En viendra plus vite en aide aux régions en difficulté, aux sans-emploi en souffrance, notamment chez les jeunes diplômés, en retrouvant rapidement les vertus de la discipline, de la rigueur et de la patience qui ont déserté le pays. Il n’y a pas et il ne peut y avoir de destruction créatrice : le chaos est synonyme de désastre et il ne peut en être autrement. Le désordre finira par sonner le glas du rêve tunisien, de la formidable promesse née de notre printemps démocratique.
Il n’y a pas d’autre issue pour faire émerger une autre et authentique Tunisie, moderne, ouverte sur le progrès et le monde, en croissance rapide, réconciliée avec elle-même et avec ses problèmes, projetée avec vigueur et dynamisme dans le futur, qu’en retrouvant le sens des réalités et des responsabilités. Il nous faut tempérer nos revendications, conclure au plus vite un pacte de confiance, de responsabilité et de croissance.

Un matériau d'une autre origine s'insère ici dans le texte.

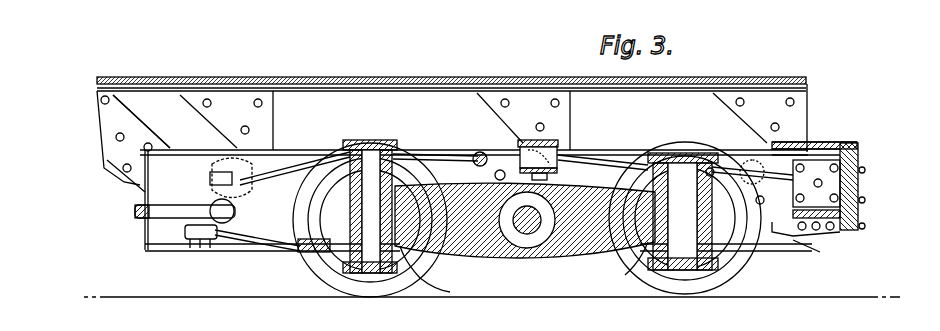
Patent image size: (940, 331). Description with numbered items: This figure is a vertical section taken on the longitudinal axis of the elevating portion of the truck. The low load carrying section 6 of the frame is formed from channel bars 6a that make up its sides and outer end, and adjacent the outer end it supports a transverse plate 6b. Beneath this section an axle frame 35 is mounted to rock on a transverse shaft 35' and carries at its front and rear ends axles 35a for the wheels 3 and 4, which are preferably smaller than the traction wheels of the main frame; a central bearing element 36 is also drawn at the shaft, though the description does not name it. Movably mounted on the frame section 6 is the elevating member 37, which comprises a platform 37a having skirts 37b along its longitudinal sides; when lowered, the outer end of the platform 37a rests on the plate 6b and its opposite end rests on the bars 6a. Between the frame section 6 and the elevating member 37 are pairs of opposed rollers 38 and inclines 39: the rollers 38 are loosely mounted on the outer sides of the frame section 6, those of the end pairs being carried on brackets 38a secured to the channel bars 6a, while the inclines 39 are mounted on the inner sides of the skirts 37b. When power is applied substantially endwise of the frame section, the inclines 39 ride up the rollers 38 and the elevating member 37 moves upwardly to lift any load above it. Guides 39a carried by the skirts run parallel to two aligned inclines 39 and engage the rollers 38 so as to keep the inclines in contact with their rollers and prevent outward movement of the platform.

The wheel 3 is at (360, 290).
The wheel 4 is at (546, 213).
The load carrying section 6 is at (150, 249).
The channel bars 6a is at (858, 183).
The transverse plate 6b is at (820, 143).
The axle frame 35 is at (525, 236).
The transverse shaft 35' is at (527, 241).
The axles 35a is at (400, 290).
The center bearing 36 is at (520, 141).
The elevating member 37 is at (451, 70).
The platform 37a is at (522, 77).
The skirts 37b is at (350, 100).
The rollers 38 is at (227, 148).
The brackets 38a is at (478, 170).
The inclines 39 is at (180, 102).
The guides 39a is at (196, 118).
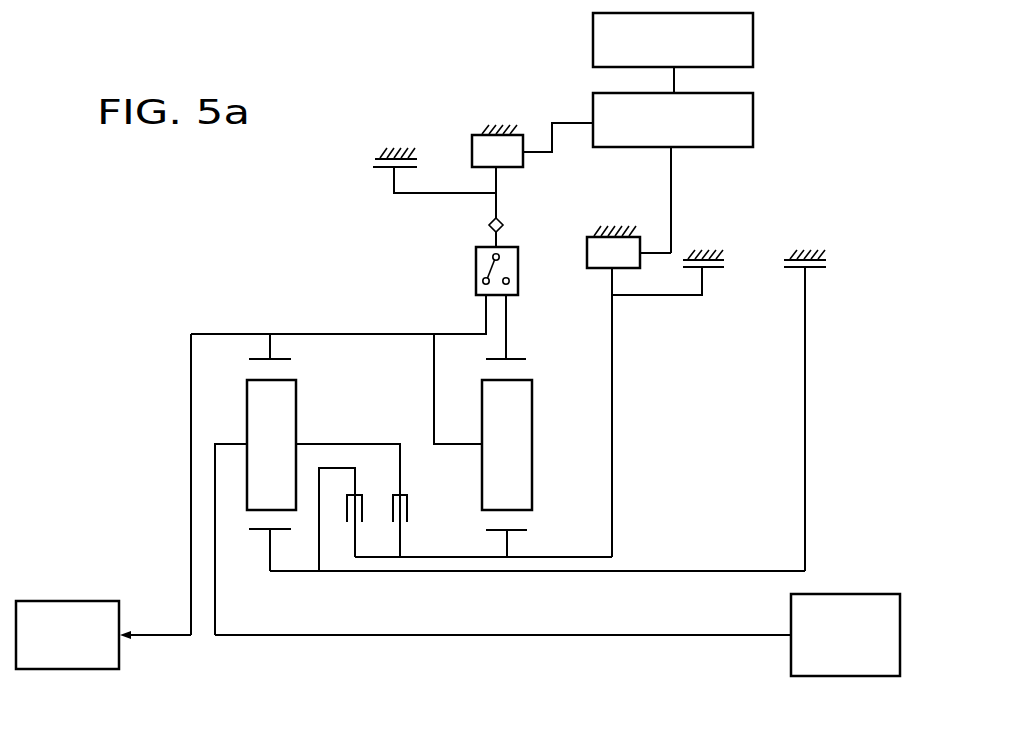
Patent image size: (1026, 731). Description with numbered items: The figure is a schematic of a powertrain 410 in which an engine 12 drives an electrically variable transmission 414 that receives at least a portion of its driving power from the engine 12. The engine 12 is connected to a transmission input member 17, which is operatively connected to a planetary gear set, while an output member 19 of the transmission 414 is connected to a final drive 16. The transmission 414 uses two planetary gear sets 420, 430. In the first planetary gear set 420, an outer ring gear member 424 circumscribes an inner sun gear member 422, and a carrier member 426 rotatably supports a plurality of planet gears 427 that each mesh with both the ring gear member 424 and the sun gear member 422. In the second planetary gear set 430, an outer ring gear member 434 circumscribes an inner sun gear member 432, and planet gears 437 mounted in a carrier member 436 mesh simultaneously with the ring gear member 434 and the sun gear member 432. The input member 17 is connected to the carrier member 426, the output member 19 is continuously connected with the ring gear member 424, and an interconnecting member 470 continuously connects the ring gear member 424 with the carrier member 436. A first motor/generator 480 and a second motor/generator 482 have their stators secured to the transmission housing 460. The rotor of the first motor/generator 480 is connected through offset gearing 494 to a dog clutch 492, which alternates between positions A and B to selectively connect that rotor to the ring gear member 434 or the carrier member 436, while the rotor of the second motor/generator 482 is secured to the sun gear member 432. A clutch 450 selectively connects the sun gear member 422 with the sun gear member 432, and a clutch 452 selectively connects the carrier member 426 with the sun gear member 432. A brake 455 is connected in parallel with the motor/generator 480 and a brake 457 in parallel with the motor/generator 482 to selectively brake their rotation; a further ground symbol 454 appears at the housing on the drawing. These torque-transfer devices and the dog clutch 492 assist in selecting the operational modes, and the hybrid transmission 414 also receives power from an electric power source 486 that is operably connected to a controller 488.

The engine 12 is at (827, 575).
The final drive 16 is at (82, 585).
The transmission input member 17 is at (752, 637).
The transmission output member 19 is at (163, 638).
The powertrain 410 is at (120, 388).
The electrically variable transmission 414 is at (313, 288).
The first planetary gear set 420 is at (260, 532).
The sun gear member 422 is at (280, 530).
The ring gear member 424 is at (262, 358).
The carrier member 426 is at (243, 425).
The planet gears 427 is at (287, 434).
The second planetary gear set 430 is at (497, 532).
The sun gear member 432 is at (517, 532).
The ring gear member 434 is at (515, 358).
The carrier member 436 is at (472, 452).
The planet gears 437 is at (522, 434).
The first clutch 450 is at (362, 525).
The second clutch 452 is at (408, 527).
The transmission housing ground 454 is at (828, 260).
The brake 455 is at (370, 160).
The brake 457 is at (730, 260).
The transmission housing 460 is at (378, 150).
The interconnecting member 470 is at (357, 332).
The first motor/generator 480 is at (467, 130).
The second motor/generator 482 is at (577, 232).
The electric power source 486 is at (753, 42).
The controller 488 is at (753, 120).
The dog clutch 492 is at (475, 270).
The offset gearing 494 is at (483, 223).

Nous devons impérativement, avant que le pays ne sombre dans les méandres de la récession, faire la démonstration de notre volonté et de notre capacité de sauver notre économie et notre modèle social. Les investisseurs locaux et étrangers attendent de nous un signal fort de nature à réhabiliter l’attractivité du site Tunisie, tombé ces dernières années en déshérence. Si on y parvient, ils seront au rendez-vous. La croissance, l’emploi et les régions ne se redresseront pas autrement.